Attempt to shutter industrial action at Inpex dismissed

Fair Work Commission is not convinced that the stoppages will cause significant economic disruption

Attempt to shutter industrial action at Inpex dismissed

The Fair Work Commission (FWC) has dismissed Inpex's attempt to halt industrial action at its onshore and offshore facilities in Darwin, rejecting the Australian energy giant's claim that it would damage the economy.

In his decision, FWC deputy president Michael Easton disagreed that production stoppages would be a "significant disruption" to the economy, the ABC News reported.

Easton based the ruling on the assumption that the value of Inpex's gas production was in the vicinity of $15 million to $22 million per day, citing the Australian giant's decision not to disclose in court its value.

The FWC deputy president agreed that the strikes and worker bans would "threaten to cause a full production stoppage" for at least a week from Tuesday, ABC reported.

But he disagreed that a full stoppage of production would significantly damage the Australian or Northern Territory economy.

"Planned and unplanned production stoppages occur relatively frequently, and it was not said by any of Inpex's witnesses that lost production time cannot ever be made up," he said as quoted by ABC News.

"It may well be that production and loading of product to ships is delayed during the shutdown, which the economists would regard as a disruption to the economy, but I do not regard this to be a significant disruption."

Work strikes at Inpex

Inpex's move comes after unions threatened eight-hour strikes and disruptive work bans at its Ichthys onshore and offshore facilities in Darwin, which were later scaled back to two separate, two-hour stoppages each day.

The proposed work strikes are a part of escalating industrial action carried out by workers since the beginning of June, as they call for better working conditions and a three per cent annual pay increase.

In a statement, Inpex senior vice president Bill Townsend described the outcome as "disappointing."

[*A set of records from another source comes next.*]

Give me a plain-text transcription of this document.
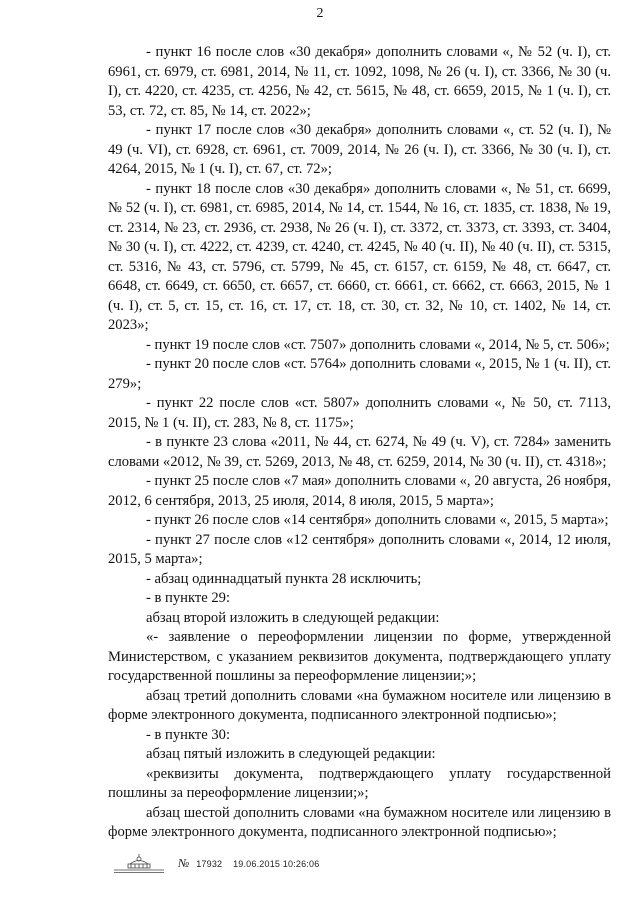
2

- пункт 16 после слов «30 декабря» дополнить словами «, № 52 (ч. I), ст. 6961, ст. 6979, ст. 6981, 2014, № 11, ст. 1092, 1098, № 26 (ч. I), ст. 3366, № 30 (ч. I), ст. 4220, ст. 4235, ст. 4256, № 42, ст. 5615, № 48, ст. 6659, 2015, № 1 (ч. I), ст. 53, ст. 72, ст. 85, № 14, ст. 2022»;

- пункт 17 после слов «30 декабря» дополнить словами «, ст. 52 (ч. I), № 49 (ч. VI), ст. 6928, ст. 6961, ст. 7009, 2014, № 26 (ч. I), ст. 3366, № 30 (ч. I), ст. 4264, 2015, № 1 (ч. I), ст. 67, ст. 72»;

- пункт 18 после слов «30 декабря» дополнить словами «, № 51, ст. 6699, № 52 (ч. I), ст. 6981, ст. 6985, 2014, № 14, ст. 1544, № 16, ст. 1835, ст. 1838, № 19, ст. 2314, № 23, ст. 2936, ст. 2938, № 26 (ч. I), ст. 3372, ст. 3373, ст. 3393, ст. 3404, № 30 (ч. I), ст. 4222, ст. 4239, ст. 4240, ст. 4245, № 40 (ч. II), № 40 (ч. II), ст. 5315, ст. 5316, № 43, ст. 5796, ст. 5799, № 45, ст. 6157, ст. 6159, № 48, ст. 6647, ст. 6648, ст. 6649, ст. 6650, ст. 6657, ст. 6660, ст. 6661, ст. 6662, ст. 6663, 2015, № 1 (ч. I), ст. 5, ст. 15, ст. 16, ст. 17, ст. 18, ст. 30, ст. 32, № 10, ст. 1402, № 14, ст. 2023»;

- пункт 19 после слов «ст. 7507» дополнить словами «, 2014, № 5, ст. 506»;

- пункт 20 после слов «ст. 5764» дополнить словами «, 2015, № 1 (ч. II), ст. 279»;

- пункт 22 после слов «ст. 5807» дополнить словами «, № 50, ст. 7113, 2015, № 1 (ч. II), ст. 283, № 8, ст. 1175»;

- в пункте 23 слова «2011, № 44, ст. 6274, № 49 (ч. V), ст. 7284» заменить словами «2012, № 39, ст. 5269, 2013, № 48, ст. 6259, 2014, № 30 (ч. II), ст. 4318»;

- пункт 25 после слов «7 мая» дополнить словами «, 20 августа, 26 ноября, 2012, 6 сентября, 2013, 25 июля, 2014, 8 июля, 2015, 5 марта»;

- пункт 26 после слов «14 сентября» дополнить словами «, 2015, 5 марта»;

- пункт 27 после слов «12 сентября» дополнить словами «, 2014, 12 июля, 2015, 5 марта»;

- абзац одиннадцатый пункта 28 исключить;

- в пункте 29:

абзац второй изложить в следующей редакции:

«- заявление о переоформлении лицензии по форме, утвержденной Министерством, с указанием реквизитов документа, подтверждающего уплату государственной пошлины за переоформление лицензии;»;

абзац третий дополнить словами «на бумажном носителе или лицензию в форме электронного документа, подписанного электронной подписью»;

- в пункте 30:

абзац пятый изложить в следующей редакции:

«реквизиты документа, подтверждающего уплату государственной пошлины за переоформление лицензии;»;

абзац шестой дополнить словами «на бумажном носителе или лицензию в форме электронного документа, подписанного электронной подписью»;

№ 17932 19.06.2015 10:26:06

"We continue to actively engage in enterprise agreement negotiations in good faith, having shared a range of agreement options – all of which result in improvements to overall terms and conditions and the opportunity for substantial pay increases," Townsend said in a statement quoted by ABC News.

"An updated offer is being/has been prepared, following continued interest-based bargaining."

Meanwhile, the Offshore Alliance, the union representing the workers, commented on the legal victory in a statement.

"Today's legal victory cannot be overstated," it said in the statement posted on Facebook.

"The INPEX application to stop members exercising their legal rights to take PIA (Protected Industrial Action) was never about the broader Australian economy or power supply to Darwin. It was all about protecting the corporate interests of INPEX and their bloated profits."

The union said PIA will continue on all three Inpex facilities "until a benchmark industry standard EBA is agreed."